Your summary does not reflect the article. For example, not sure where you got "leather" valves; the word isn't used once in the article. They also don't use the word "warfarin", "misinformed", etc. Where do you get this stuff from? For example, many of the anticoagulation remarks concern Biologhical Heart Valve (BHV) not Mechanical Heart Valves (MHV). Per anticoagulation therapy for mechanical valves:

MHVs are durable yet highly thrombogenic, which necessitates life‐long use of anticoagulants. In contrast, BHVs do not require anticoagulant therapy and demonstrate excellent hemodynamic properties similar to those of native valves; nonetheless, their durability is limited because of inevitable structural valve degeneration (SVD), a dangerous condition eventually requiring redo valve replacement, a major surgical intervention.
What I found interesting is this "As of today, there is no Food and Drug Administration–approved therapy to control SVD [structural valve deterioration of bio-valves]. Conflicting evidence on the effectiveness of statins to treat SVD may be explained by multifactorial nature of this condition."

And this:

Another point that may be important in evaluating the treatment outcomes is that SVD is a process rather than an event and ideally should be measured repeatedly over time, albeit in certain cases even serial echocardiography fails to provide a reliable snapshot of SVD. Hence, temporal patterns of SVD development, including the rate of its progression, might be taken into account when assessing the clinical efficacy of the respective therapy. In addition, consideration of the redo surgery as the only clinical definition of SVD results in a bias because some patients with SVD are not eligible for the reintervention. Therefore, a need to perform a repeated heart valve replacement surgery (which may also depend on the comorbid conditions of the patient), but not reintervention itself, should be more frequently used as an SVD definition in clinical studies.
 
I had my IR tissue valve surgery in April 2018 at age 54 and it's still going strong with absolutely no issues whatsoever (other than an afib episode a month or two after surgery).

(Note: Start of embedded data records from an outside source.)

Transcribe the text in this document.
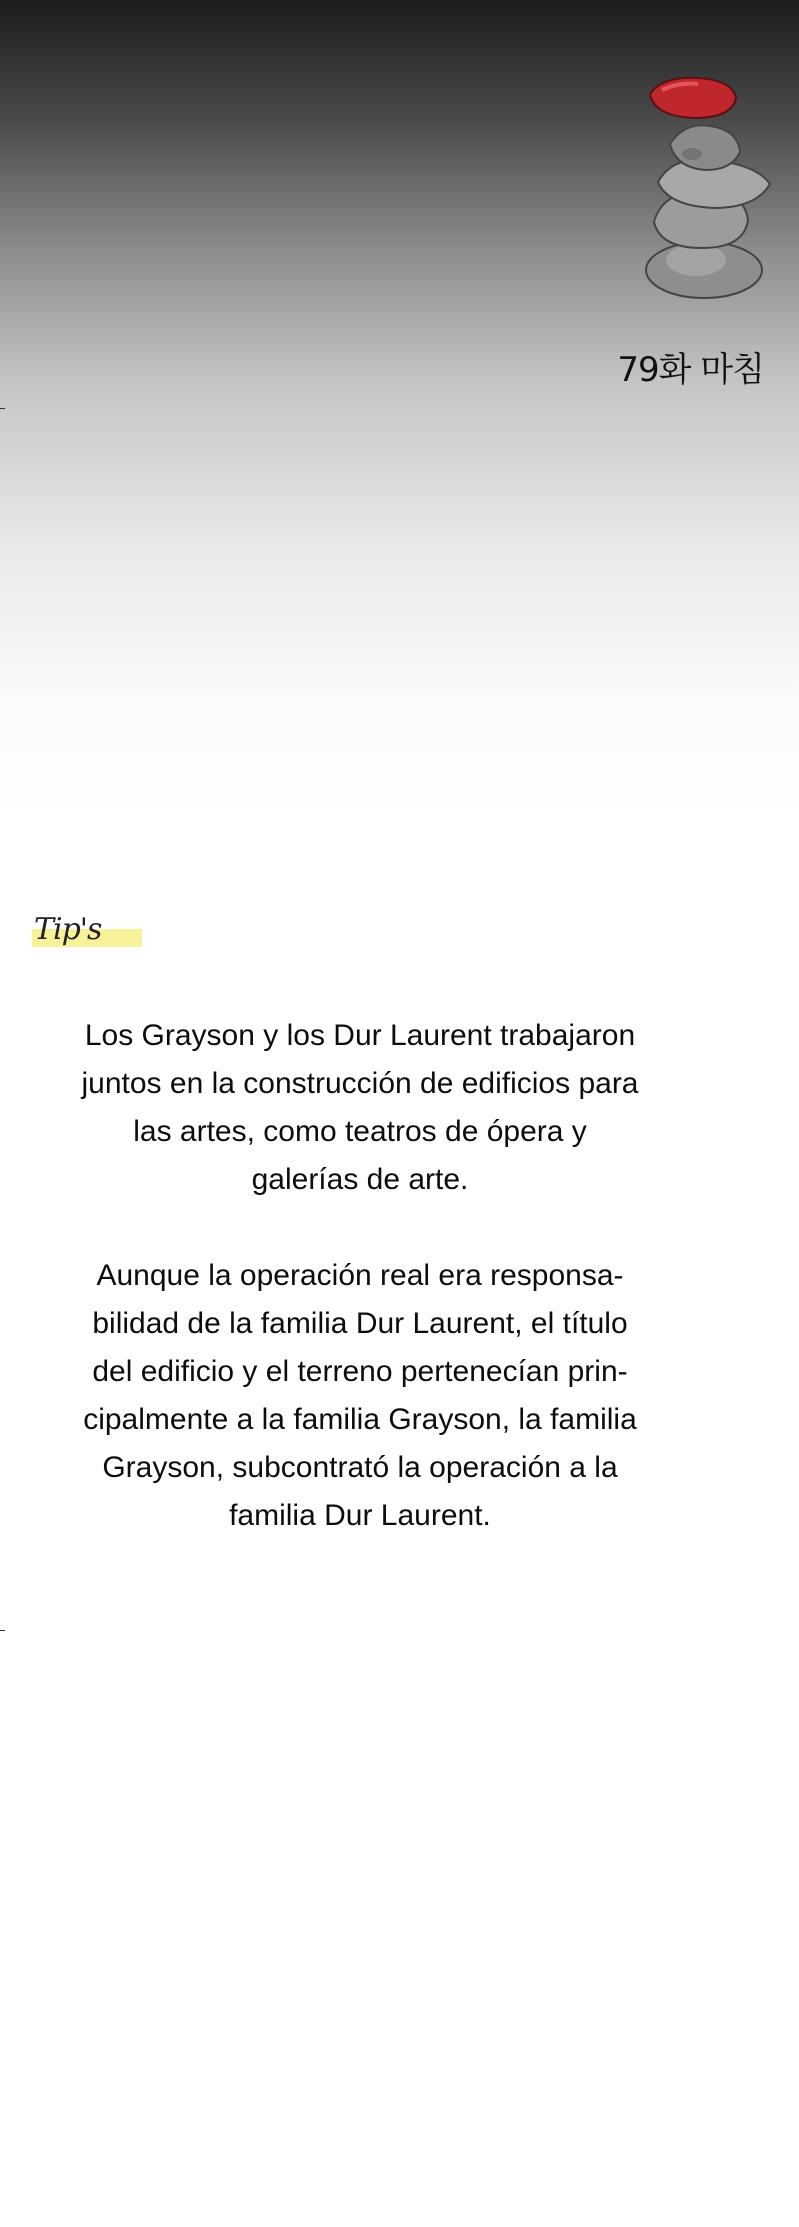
79화 마침
Tip's

Los Grayson y los Dur Laurent trabajaron
juntos en la construcción de edificios para
las artes, como teatros de ópera y
galerías de arte.

Aunque la operación real era responsa-
bilidad de la familia Dur Laurent, el título
del edificio y el terreno pertenecían prin-
cipalmente a la familia Grayson, la familia
Grayson, subcontrató la operación a la
familia Dur Laurent.
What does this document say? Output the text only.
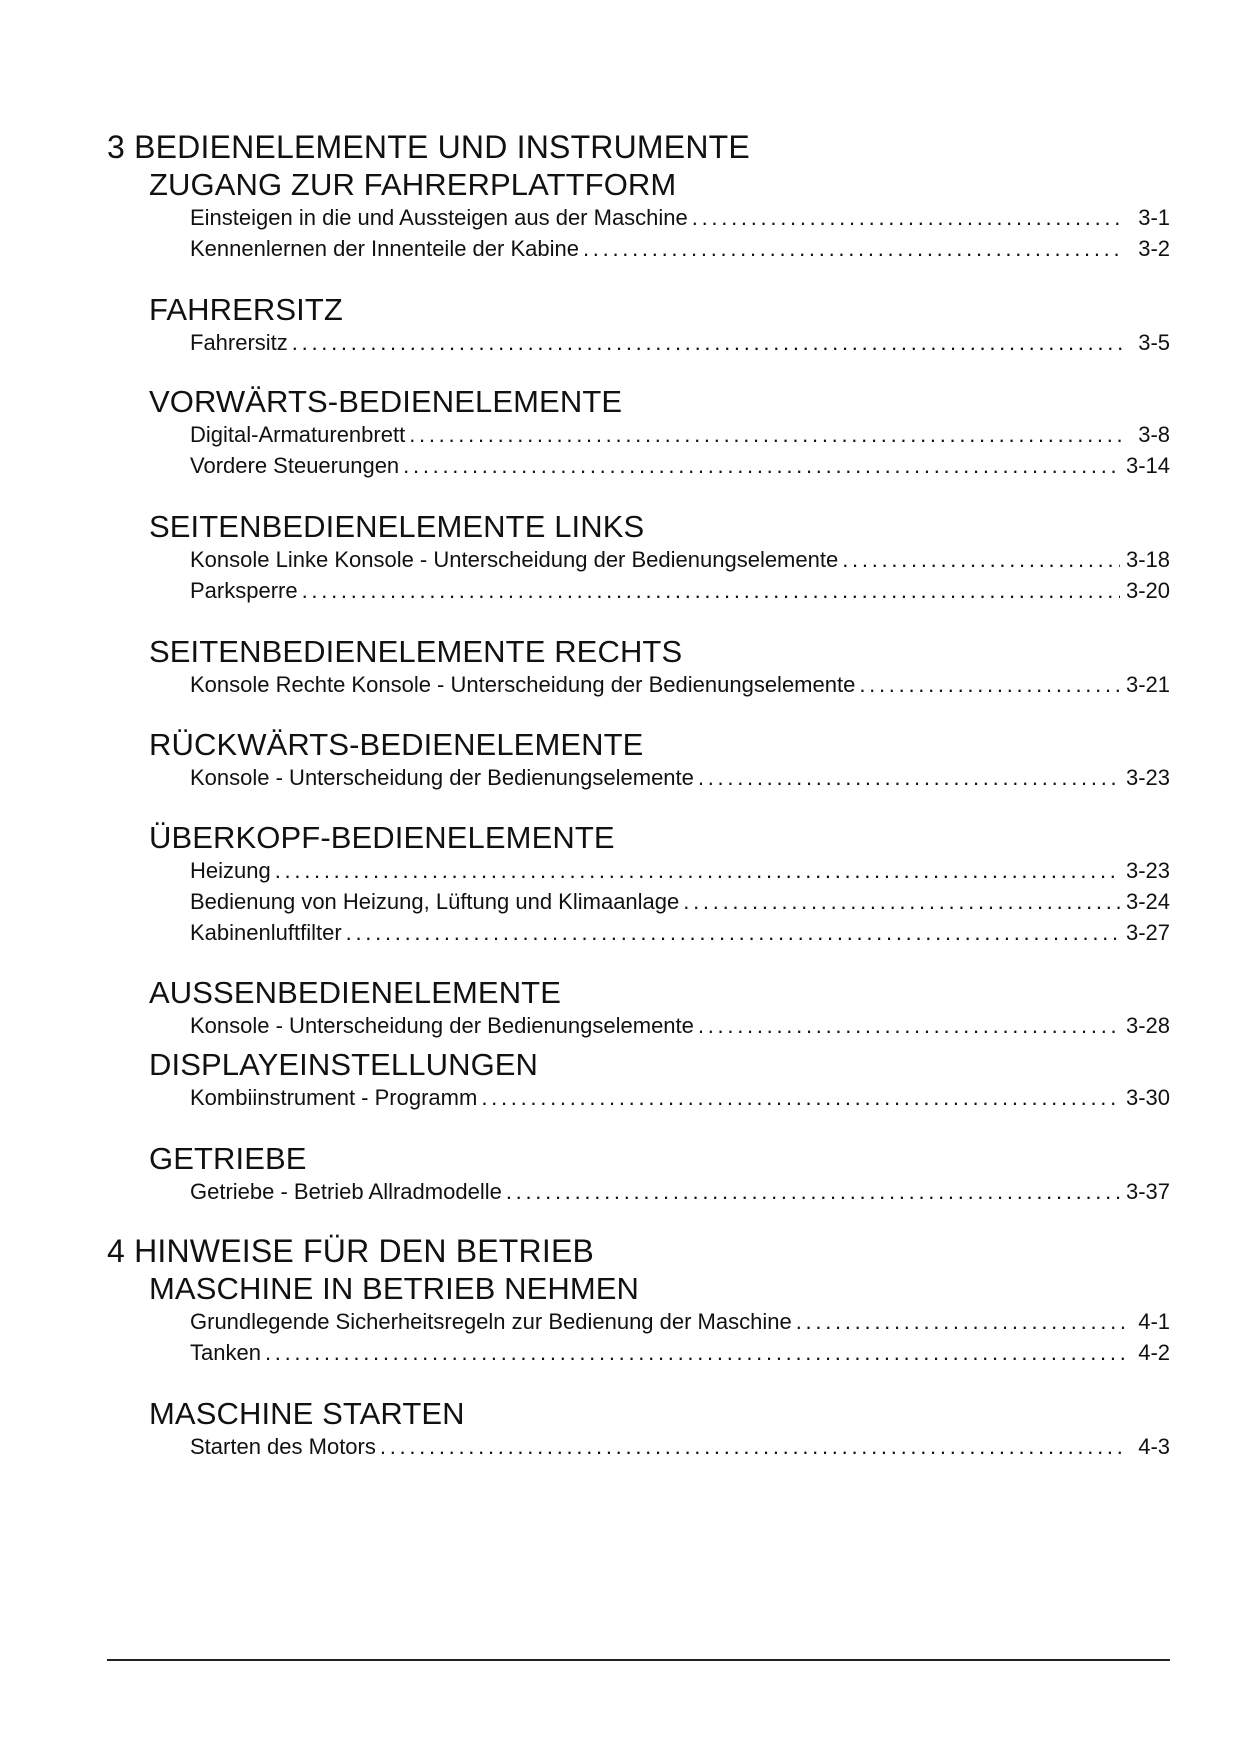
3 BEDIENELEMENTE UND INSTRUMENTE
ZUGANG ZUR FAHRERPLATTFORM
Einsteigen in die und Aussteigen aus der Maschine . . .	3-1
Kennenlernen der Innenteile der Kabine . . .	3-2
FAHRERSITZ
Fahrersitz . . .	3-5
VORWÄRTS-BEDIENELEMENTE
Digital-Armaturenbrett . . .	3-8
Vordere Steuerungen . . .	3-14
SEITENBEDIENELEMENTE LINKS
Konsole Linke Konsole - Unterscheidung der Bedienungselemente . . .	3-18
Parksperre . . .	3-20
SEITENBEDIENELEMENTE RECHTS
Konsole Rechte Konsole - Unterscheidung der Bedienungselemente . . .	3-21
RÜCKWÄRTS-BEDIENELEMENTE
Konsole - Unterscheidung der Bedienungselemente . . .	3-23
ÜBERKOPF-BEDIENELEMENTE
Heizung . . .	3-23
Bedienung von Heizung, Lüftung und Klimaanlage . . .	3-24
Kabinenluftfilter . . .	3-27
AUSSENBEDIENELEMENTE
Konsole - Unterscheidung der Bedienungselemente . . .	3-28
DISPLAYEINSTELLUNGEN
Kombiinstrument - Programm . . .	3-30
GETRIEBE
Getriebe - Betrieb Allradmodelle . . .	3-37
4 HINWEISE FÜR DEN BETRIEB
MASCHINE IN BETRIEB NEHMEN
Grundlegende Sicherheitsregeln zur Bedienung der Maschine . . .	4-1
Tanken . . .	4-2
MASCHINE STARTEN
Starten des Motors . . .	4-3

It's been nice not having to worry about my heart every day and being able to do things without restrictions again.

Ex. I retired in 2001 from an office job to fulfill a lifelong dream of building my wife and I our dream home (by ourselves, contractors limited to foundation and HVAC).

I never expected to be able to do something like this again with my heart problems but now, after my surgery, I'm wrapping up a cabin rehab that I'm doing by myself. It's been crazy fun and I can't wait to get to work every day.

It's truly a second chance at life that I will always be grateful to my doctors, etc. for being given.